Il vero fattore di novità è rappresentato dalla necessaria “saldatura” fra il Piano, che trova originaria derivazione dall’emergenza pandemica, e le attuali esigenze di rilancio dell’economia generale, seriamente ferita da un conflitto solo apparentemente imprevedibile. Alla data odierna i 45 obiettivi da raggiungere (su cui non solo sembra essersi consolidata una condivisione governativa, ma appare anche una possibilità di realizzazione entro il prossimo trimestre) risentono certamente delle problematicità introdotte da un conflitto che spiega non solo effetti dal punto di vista “tecnico”, (cioè militare e territoriale in senso stretto), ma anche in settori che risentono più o meno direttamente del confronto fra le Potenze coinvolte. Ci riferiamo, ad esempio, agli obiettivi digitali dell’Italia e alla transizione digitale: non è casuale, in questo quadro, il richiamo agli attacchi hacker a importanti siti istituzionali del Paese. Devono essere svolte, da ultimo, alcune riflessioni sull’allineamento dei procedimenti di verifica comunitaria e nazionale, anche con riferimento al conseguimento dei traguardi e degli obiettivi (Milestone and Target).

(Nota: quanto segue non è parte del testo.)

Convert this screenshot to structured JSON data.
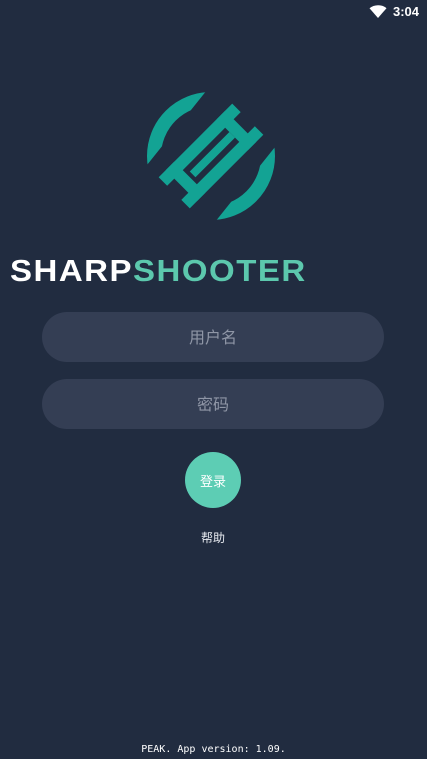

In questo scenario, è opportuno ipotizzare una coerenza di fondo al concerto dei controlli periodici comunitari (correlati al riconoscimento delle rate di rimborso delle risorse del PNRR in favore dell’Italia), delle verifiche del ministero dell’Economia e dei controlli della Corte dei conti. Giova rammentare, in conclusione, che il Pnrr si situa naturalmente al centro dei controlli della Corte dei conti già da quest’anno, con particolare focalizzazione, in armonia con la Delibera n. 3/2022/G della Sezione centrale di controllo sulla gestione delle Amministrazioni dello Stato (Quadro programmatico dei controlli sulla gestione delle Amministrazioni dello Stato per l’anno 2022 e nel contesto triennale 2022-2024), sulle grandi tematiche relative alla tutela dell’ambiente e della salute, alle politiche del lavoro, allo sviluppo sostenibile, alla digitalizzazione, all’istruzione, all’inclusione e al sostegno sociale. Sul versante della gestione degli appalti, la particolarità delle vicende economiche legate al Piano si lega a profili di criticità e di problematicità con riferimento alla rendicontazione contabili. In estrema finale sintesi, l’esigenza di portare avanti gli appalti correlati agli investimenti finanziati dal Piano deve necessariamente coniugarsi a regole contabili e di rendicontazione che vadano a snellirsi senza tuttavia risentire, in termini negativi, sull’efficacia delle necessarie verifiche.